UC ANR experts highlight grazing as tool for land management, fire resilience
Field day offers demonstrations, practical advice for landowners
In 2020 a team of UC Agriculture and Natural Resources land management experts began hosting a series of forest stewardship workshops for landowners. The team added a special online session focusing on targeted grazing in December 2021 to meet a surging interest in using grazing for land management.
A June 2022 field day in Nevada County followed the online session and covered how to determine the best animal species for grazing (depending on goals and objectives), the logistics to consider, and how to work with contractors that rent out their animals.
“We're empowering landowners to manage their landscape for fire resilience,” said UC Cooperative Extension Forestry and Natural Resources Advisor Susie Kocher. “It's a huge problem that needs more attention. Management needs to happen across the state, so we’re looking at the issue landowner by landowner.”
The collaborators also wanted landowners to understand that targeted grazing is not necessarily a one-time activity. In dealing with invasive or hardy species, grazing may be needed for several years to have an impact. "Like any living system, targeted grazing can be complex, and you can't simply turn off the key and put the livestock in the shed when the job is done," said Dan Macon, UCCE livestock and natural resources advisor for Placer, Nevada, Sutter and Yuba Counties.
Other team members included Livestock Range Management Advisor Stephanie Larson and Livestock and Natural Resource Advisor Tracy Schohr.
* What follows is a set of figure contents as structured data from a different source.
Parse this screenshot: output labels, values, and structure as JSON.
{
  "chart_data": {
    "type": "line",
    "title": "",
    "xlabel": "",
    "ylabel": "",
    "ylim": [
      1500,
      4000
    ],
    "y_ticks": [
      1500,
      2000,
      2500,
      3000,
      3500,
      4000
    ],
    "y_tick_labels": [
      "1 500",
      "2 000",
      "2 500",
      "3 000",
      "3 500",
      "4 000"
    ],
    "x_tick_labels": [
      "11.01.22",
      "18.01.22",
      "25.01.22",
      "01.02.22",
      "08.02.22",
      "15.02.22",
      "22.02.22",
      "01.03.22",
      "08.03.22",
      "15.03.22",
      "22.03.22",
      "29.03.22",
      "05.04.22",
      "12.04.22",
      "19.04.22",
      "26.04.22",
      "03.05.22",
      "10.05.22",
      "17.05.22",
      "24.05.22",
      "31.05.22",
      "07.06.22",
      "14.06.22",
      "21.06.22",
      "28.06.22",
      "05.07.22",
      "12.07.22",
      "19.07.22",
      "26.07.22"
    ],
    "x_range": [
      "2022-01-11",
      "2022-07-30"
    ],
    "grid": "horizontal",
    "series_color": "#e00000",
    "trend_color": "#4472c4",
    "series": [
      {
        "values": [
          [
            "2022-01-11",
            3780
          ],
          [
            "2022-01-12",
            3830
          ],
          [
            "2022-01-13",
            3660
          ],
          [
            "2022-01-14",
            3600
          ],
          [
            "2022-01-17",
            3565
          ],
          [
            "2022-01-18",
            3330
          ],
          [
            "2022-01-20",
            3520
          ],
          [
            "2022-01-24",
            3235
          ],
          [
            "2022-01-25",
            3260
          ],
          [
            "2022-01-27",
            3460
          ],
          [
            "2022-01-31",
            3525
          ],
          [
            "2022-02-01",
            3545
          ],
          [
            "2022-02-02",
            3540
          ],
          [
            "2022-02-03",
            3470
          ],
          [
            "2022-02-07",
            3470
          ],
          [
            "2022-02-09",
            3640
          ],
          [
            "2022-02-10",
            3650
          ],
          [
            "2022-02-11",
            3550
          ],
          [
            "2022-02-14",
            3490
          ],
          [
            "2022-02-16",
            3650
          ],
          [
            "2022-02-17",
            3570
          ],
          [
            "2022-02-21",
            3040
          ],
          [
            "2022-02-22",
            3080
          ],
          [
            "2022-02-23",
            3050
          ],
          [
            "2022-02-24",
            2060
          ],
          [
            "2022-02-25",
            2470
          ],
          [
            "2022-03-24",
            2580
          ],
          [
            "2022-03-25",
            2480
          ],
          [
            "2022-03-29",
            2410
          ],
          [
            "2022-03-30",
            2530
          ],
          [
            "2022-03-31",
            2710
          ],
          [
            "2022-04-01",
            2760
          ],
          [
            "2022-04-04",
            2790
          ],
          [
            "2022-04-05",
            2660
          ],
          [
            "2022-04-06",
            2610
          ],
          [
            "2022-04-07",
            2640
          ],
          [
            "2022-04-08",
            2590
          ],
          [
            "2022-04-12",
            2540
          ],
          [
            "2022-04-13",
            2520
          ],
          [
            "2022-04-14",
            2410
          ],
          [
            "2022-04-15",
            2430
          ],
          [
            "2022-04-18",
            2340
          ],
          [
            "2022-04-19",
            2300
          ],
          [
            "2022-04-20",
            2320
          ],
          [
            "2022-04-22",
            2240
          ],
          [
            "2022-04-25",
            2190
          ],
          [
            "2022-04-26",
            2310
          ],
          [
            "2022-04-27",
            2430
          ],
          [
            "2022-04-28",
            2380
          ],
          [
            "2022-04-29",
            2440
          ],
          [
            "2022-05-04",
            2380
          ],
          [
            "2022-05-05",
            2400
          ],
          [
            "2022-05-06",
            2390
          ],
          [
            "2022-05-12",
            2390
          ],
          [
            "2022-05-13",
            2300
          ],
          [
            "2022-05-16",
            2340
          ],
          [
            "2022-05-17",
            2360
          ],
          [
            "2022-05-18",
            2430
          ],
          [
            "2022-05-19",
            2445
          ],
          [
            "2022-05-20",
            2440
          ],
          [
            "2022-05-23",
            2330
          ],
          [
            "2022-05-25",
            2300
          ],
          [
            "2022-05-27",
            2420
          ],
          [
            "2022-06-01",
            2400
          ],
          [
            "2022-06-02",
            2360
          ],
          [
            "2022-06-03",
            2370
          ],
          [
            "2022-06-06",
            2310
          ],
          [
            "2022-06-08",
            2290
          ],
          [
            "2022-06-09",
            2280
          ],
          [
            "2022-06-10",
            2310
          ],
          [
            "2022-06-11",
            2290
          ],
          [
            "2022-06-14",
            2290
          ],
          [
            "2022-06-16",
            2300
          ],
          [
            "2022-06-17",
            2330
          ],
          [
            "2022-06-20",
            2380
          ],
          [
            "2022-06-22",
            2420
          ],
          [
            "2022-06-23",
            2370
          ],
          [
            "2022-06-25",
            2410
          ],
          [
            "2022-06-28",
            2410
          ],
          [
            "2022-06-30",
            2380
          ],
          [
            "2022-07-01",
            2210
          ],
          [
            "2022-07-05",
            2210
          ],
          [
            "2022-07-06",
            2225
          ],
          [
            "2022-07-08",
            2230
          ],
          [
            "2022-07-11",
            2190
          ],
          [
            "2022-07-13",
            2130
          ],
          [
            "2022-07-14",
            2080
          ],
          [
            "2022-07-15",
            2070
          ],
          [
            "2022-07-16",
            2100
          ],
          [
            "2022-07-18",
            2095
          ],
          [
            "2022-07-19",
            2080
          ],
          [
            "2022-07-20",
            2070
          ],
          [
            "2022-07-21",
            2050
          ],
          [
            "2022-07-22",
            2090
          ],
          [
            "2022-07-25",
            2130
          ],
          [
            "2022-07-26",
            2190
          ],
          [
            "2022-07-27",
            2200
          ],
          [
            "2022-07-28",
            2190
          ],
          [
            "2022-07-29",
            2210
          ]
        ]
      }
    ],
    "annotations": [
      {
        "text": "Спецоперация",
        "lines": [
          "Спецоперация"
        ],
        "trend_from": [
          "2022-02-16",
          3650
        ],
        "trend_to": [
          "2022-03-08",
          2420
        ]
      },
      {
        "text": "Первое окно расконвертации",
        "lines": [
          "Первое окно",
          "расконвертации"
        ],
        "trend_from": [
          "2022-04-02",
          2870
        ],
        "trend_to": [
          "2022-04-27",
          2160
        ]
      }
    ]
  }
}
“There has been a lot of conversation during Forest Stewardship workshops around targeted grazing as a fuels management option and being able to see firsthand what the goats had done on the landowner’s property was very informative,” said Kim Ingram, UC ANR forest stewardship education coordinator. “Dan also ran them through an exercise on putting up and dismantling electric fencing.”
The landowner that hosted the field day also uses prescribed fire on his property for fuel management. “He had some interesting areas where he had grazed and burned. It was great for me to see how he combined those tools,” Kocher said.
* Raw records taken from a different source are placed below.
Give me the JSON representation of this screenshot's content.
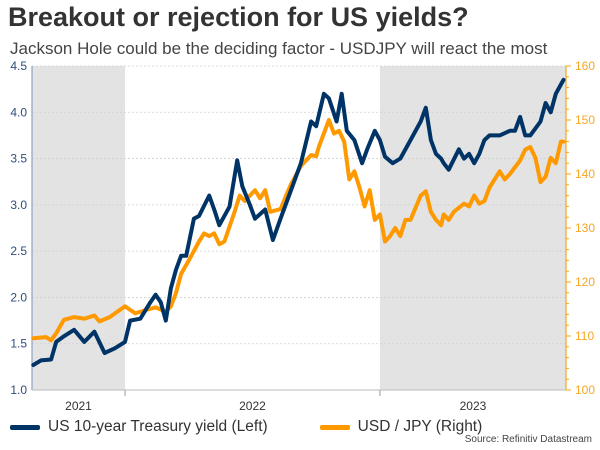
{
  "title": "Breakout or rejection for US yields?",
  "subtitle": "Jackson Hole could be the deciding factor - USDJPY will react the most",
  "source": "Source: Refinitiv Datastream",
  "colors": {
    "yield": "#003366",
    "usdjpy": "#FF9900",
    "shade": "#e3e3e3",
    "left_axis": "#2f4d7a",
    "right_axis": "#f5a623"
  },
  "chart_data": {
    "type": "line",
    "title": "Breakout or rejection for US yields?",
    "xlim": [
      2021.635,
      2023.73
    ],
    "year_labels": [
      {
        "label": "2021",
        "from": 2021.635,
        "to": 2022.0,
        "shaded": true
      },
      {
        "label": "2022",
        "from": 2022.0,
        "to": 2023.0,
        "shaded": false
      },
      {
        "label": "2023",
        "from": 2023.0,
        "to": 2023.73,
        "shaded": true
      }
    ],
    "left_axis": {
      "ylim": [
        1.0,
        4.5
      ],
      "ticks": [
        "1.0",
        "1.5",
        "2.0",
        "2.5",
        "3.0",
        "3.5",
        "4.0",
        "4.5"
      ]
    },
    "right_axis": {
      "ylim": [
        100,
        160
      ],
      "ticks": [
        "100",
        "110",
        "120",
        "130",
        "140",
        "150",
        "160"
      ]
    },
    "grid": true,
    "legend_position": "bottom",
    "series": [
      {
        "name": "US 10-year Treasury yield (Left)",
        "axis": "left",
        "x": [
          2021.64,
          2021.67,
          2021.71,
          2021.73,
          2021.76,
          2021.8,
          2021.84,
          2021.88,
          2021.92,
          2021.96,
          2022.0,
          2022.02,
          2022.06,
          2022.1,
          2022.12,
          2022.14,
          2022.16,
          2022.18,
          2022.2,
          2022.22,
          2022.24,
          2022.27,
          2022.29,
          2022.33,
          2022.35,
          2022.37,
          2022.41,
          2022.44,
          2022.46,
          2022.49,
          2022.51,
          2022.55,
          2022.58,
          2022.61,
          2022.65,
          2022.69,
          2022.73,
          2022.75,
          2022.78,
          2022.8,
          2022.83,
          2022.85,
          2022.87,
          2022.9,
          2022.93,
          2022.95,
          2022.98,
          2023.0,
          2023.02,
          2023.05,
          2023.08,
          2023.12,
          2023.16,
          2023.18,
          2023.2,
          2023.22,
          2023.24,
          2023.25,
          2023.27,
          2023.31,
          2023.33,
          2023.35,
          2023.37,
          2023.39,
          2023.41,
          2023.43,
          2023.47,
          2023.51,
          2023.53,
          2023.55,
          2023.57,
          2023.59,
          2023.63,
          2023.65,
          2023.67,
          2023.69,
          2023.71,
          2023.72
        ],
        "values": [
          1.27,
          1.32,
          1.33,
          1.52,
          1.58,
          1.65,
          1.52,
          1.63,
          1.4,
          1.45,
          1.52,
          1.75,
          1.77,
          1.95,
          2.03,
          1.95,
          1.75,
          2.1,
          2.3,
          2.45,
          2.45,
          2.85,
          2.88,
          3.1,
          2.95,
          2.78,
          2.98,
          3.48,
          3.2,
          3.0,
          2.85,
          2.95,
          2.62,
          2.85,
          3.15,
          3.45,
          3.9,
          3.85,
          4.2,
          4.15,
          3.9,
          4.2,
          3.8,
          3.7,
          3.45,
          3.6,
          3.8,
          3.7,
          3.52,
          3.45,
          3.5,
          3.7,
          3.9,
          4.05,
          3.7,
          3.55,
          3.5,
          3.45,
          3.38,
          3.6,
          3.5,
          3.55,
          3.45,
          3.55,
          3.7,
          3.75,
          3.75,
          3.8,
          3.8,
          3.95,
          3.75,
          3.75,
          3.9,
          4.1,
          4.0,
          4.2,
          4.3,
          4.35
        ]
      },
      {
        "name": "USD / JPY (Right)",
        "axis": "right",
        "x": [
          2021.64,
          2021.69,
          2021.71,
          2021.73,
          2021.76,
          2021.8,
          2021.84,
          2021.88,
          2021.9,
          2021.94,
          2022.0,
          2022.04,
          2022.08,
          2022.12,
          2022.16,
          2022.18,
          2022.2,
          2022.22,
          2022.25,
          2022.29,
          2022.31,
          2022.33,
          2022.35,
          2022.37,
          2022.39,
          2022.43,
          2022.45,
          2022.47,
          2022.51,
          2022.53,
          2022.55,
          2022.57,
          2022.61,
          2022.65,
          2022.69,
          2022.73,
          2022.75,
          2022.76,
          2022.8,
          2022.82,
          2022.84,
          2022.86,
          2022.88,
          2022.9,
          2022.92,
          2022.94,
          2022.96,
          2022.98,
          2023.0,
          2023.02,
          2023.04,
          2023.06,
          2023.08,
          2023.1,
          2023.12,
          2023.16,
          2023.18,
          2023.2,
          2023.22,
          2023.24,
          2023.25,
          2023.27,
          2023.29,
          2023.33,
          2023.35,
          2023.37,
          2023.39,
          2023.41,
          2023.43,
          2023.45,
          2023.47,
          2023.49,
          2023.51,
          2023.55,
          2023.57,
          2023.59,
          2023.61,
          2023.63,
          2023.65,
          2023.67,
          2023.69,
          2023.71,
          2023.72
        ],
        "values": [
          109.6,
          109.8,
          109.2,
          110.5,
          113.0,
          113.5,
          113.2,
          113.8,
          112.7,
          113.5,
          115.5,
          114.2,
          114.8,
          115.3,
          114.5,
          115.5,
          118.0,
          121.5,
          124.0,
          127.5,
          129.0,
          128.5,
          129.0,
          127.0,
          127.5,
          133.0,
          136.0,
          135.0,
          137.0,
          135.5,
          137.0,
          133.0,
          133.5,
          138.0,
          141.5,
          143.5,
          143.3,
          145.0,
          150.0,
          147.5,
          148.0,
          146.0,
          139.0,
          140.5,
          137.5,
          134.0,
          137.0,
          131.5,
          132.5,
          127.5,
          128.5,
          130.0,
          128.5,
          131.5,
          131.5,
          136.0,
          136.8,
          133.0,
          131.5,
          130.5,
          132.5,
          131.5,
          133.0,
          134.5,
          134.0,
          136.0,
          134.5,
          135.0,
          137.5,
          139.0,
          140.5,
          139.0,
          140.0,
          142.5,
          144.5,
          145.0,
          143.0,
          138.5,
          139.5,
          143.0,
          142.0,
          146.0,
          146.0
        ]
      }
    ]
  }
}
The fifteen field day participants benefited from firsthand experience in using livestock for fuel reduction as well as learning realistic expectations about grazing and what is involved in owning livestock. “Having your own animals is an everyday commitment, so it may be easier to hire somebody else to do the work,” said Macon. “By the same token, there were participants who will likely become livestock owners, which is also good.”
Building the skills and knowledge base to use these tools effectively helps address long-term fuel load issues. “There's no one silver bullet for dealing with the problem that took us 150 years to develop but putting these tools into people's hands is helping,” said Macon.
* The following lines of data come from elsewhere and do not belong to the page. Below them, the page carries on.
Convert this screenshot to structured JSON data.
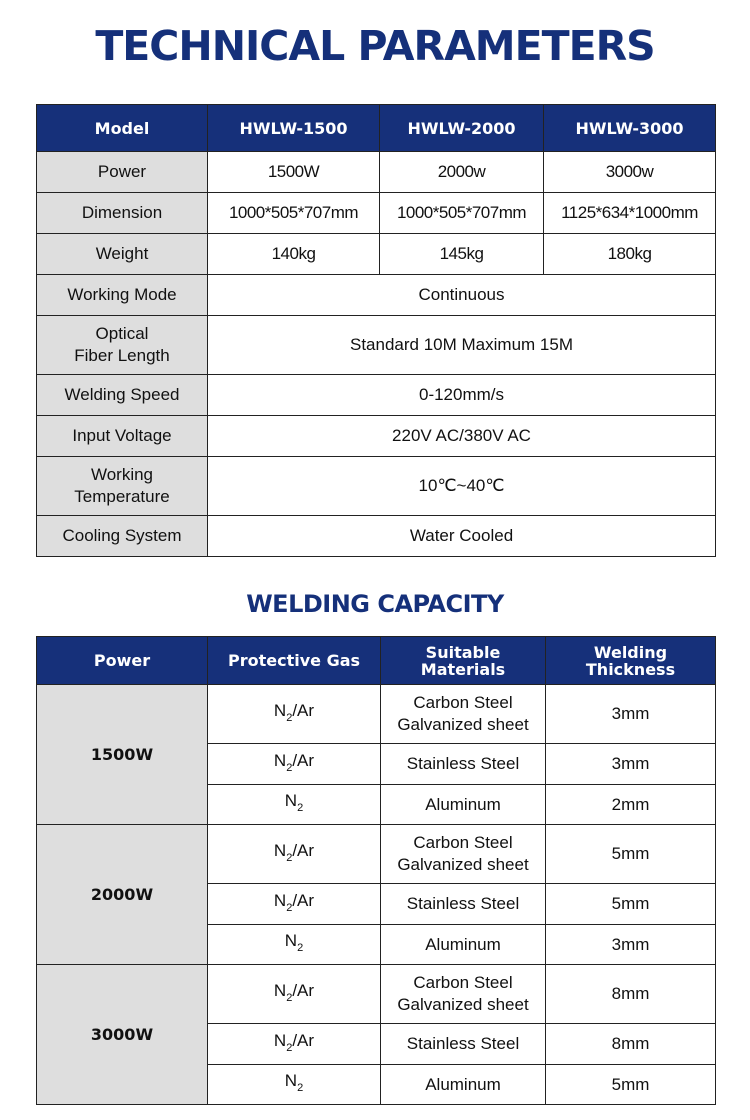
{
  "title": "TECHNICAL PARAMETERS",
  "params": {
    "headers": [
      "Model",
      "HWLW-1500",
      "HWLW-2000",
      "HWLW-3000"
    ],
    "rows": [
      {
        "label": "Power",
        "values": [
          "1500W",
          "2000w",
          "3000w"
        ]
      },
      {
        "label": "Dimension",
        "values": [
          "1000*505*707mm",
          "1000*505*707mm",
          "1125*634*1000mm"
        ]
      },
      {
        "label": "Weight",
        "values": [
          "140kg",
          "145kg",
          "180kg"
        ]
      },
      {
        "label": "Working Mode",
        "values": [
          "Continuous"
        ]
      },
      {
        "label": "Optical\nFiber Length",
        "values": [
          "Standard 10M Maximum 15M"
        ]
      },
      {
        "label": "Welding Speed",
        "values": [
          "0-120mm/s"
        ]
      },
      {
        "label": "Input Voltage",
        "values": [
          "220V AC/380V AC"
        ]
      },
      {
        "label": "Working\nTemperature",
        "values": [
          "10℃~40℃"
        ]
      },
      {
        "label": "Cooling System",
        "values": [
          "Water Cooled"
        ]
      }
    ]
  },
  "capacity_title": "WELDING CAPACITY",
  "capacity": {
    "headers": [
      "Power",
      "Protective Gas",
      "Suitable\nMaterials",
      "Welding\nThickness"
    ],
    "groups": [
      {
        "power": "1500W",
        "rows": [
          {
            "gas": {
              "base": "N",
              "sub": "2",
              "rest": "/Ar"
            },
            "material": "Carbon Steel\nGalvanized sheet",
            "thickness": "3mm"
          },
          {
            "gas": {
              "base": "N",
              "sub": "2",
              "rest": "/Ar"
            },
            "material": "Stainless Steel",
            "thickness": "3mm"
          },
          {
            "gas": {
              "base": "N",
              "sub": "2",
              "rest": ""
            },
            "material": "Aluminum",
            "thickness": "2mm"
          }
        ]
      },
      {
        "power": "2000W",
        "rows": [
          {
            "gas": {
              "base": "N",
              "sub": "2",
              "rest": "/Ar"
            },
            "material": "Carbon Steel\nGalvanized sheet",
            "thickness": "5mm"
          },
          {
            "gas": {
              "base": "N",
              "sub": "2",
              "rest": "/Ar"
            },
            "material": "Stainless Steel",
            "thickness": "5mm"
          },
          {
            "gas": {
              "base": "N",
              "sub": "2",
              "rest": ""
            },
            "material": "Aluminum",
            "thickness": "3mm"
          }
        ]
      },
      {
        "power": "3000W",
        "rows": [
          {
            "gas": {
              "base": "N",
              "sub": "2",
              "rest": "/Ar"
            },
            "material": "Carbon Steel\nGalvanized sheet",
            "thickness": "8mm"
          },
          {
            "gas": {
              "base": "N",
              "sub": "2",
              "rest": "/Ar"
            },
            "material": "Stainless Steel",
            "thickness": "8mm"
          },
          {
            "gas": {
              "base": "N",
              "sub": "2",
              "rest": ""
            },
            "material": "Aluminum",
            "thickness": "5mm"
          }
        ]
      }
    ]
  },
  "colors": {
    "header": "#16307a",
    "label_cell": "#dedede"
  }
}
He emphasized the importance of providing hands-on activities for landowners to learn the work involved in using the tools and to demonstrate Cooperative Extension’s investment in the communities it serves. “Not only do we introduce the tools and the techniques, but we're able to provide follow-up support for people who want to go deeper,” he said.
“There's no better extension method than having landowners go and learn from other landowners,” said Kocher. “People love to hear from people like them who are actually doing it.”
Encouraging others to collaborate
The team urges both UC ANR academics and AES (Agricultural Experiment Station) faculty to build relationships across the system and develop collaborations.
“There's a lot of overlap in the work that we do within different disciplines,” said Ingram. “Don’t hesitate to reach out. Just start talking about what your interests are, what you see as the needs of your community, and connections will be made clear within the other disciplines.”
Macon added that seeking out community relationships is essential in addressing emerging issues. He encourages AES faculty to engage with county-based Extension experts. “It’s critical for establishing direct ties with the community and the issues they are dealing with,” he stressed. “We have community connections that can build bridges across disciplines and across areas of interest, bringing university research to our local communities, but also informing that university research, so that it's applicable for our communities.”
Kocher suggested that people find the early adopters in their communities who want to share their work with others. “Having Extension there to bring the parties together gives it legitimacy and process that make people feel more comfortable,” she said.
“UC ANR is powerful in convening people to solve problems,” Macon added. “Don’t be afraid to try something that nobody else has done in your community but that you’ve seen emerge as a priority in your conversations.”
Kocher also emphasizes the importance of taking risks. She started her first prescribed burn association by sending out a Zoom meeting invitation. “Years ago, I wouldn't have had the confidence to do that, but I saw one of my colleagues do it so I decided to try it,” she said. “Forty people signed up and at the first meeting eight people said they wanted to be on my steering committee. When there's enthusiasm for an issue and a potential solution, people show up. You just have to ask them.”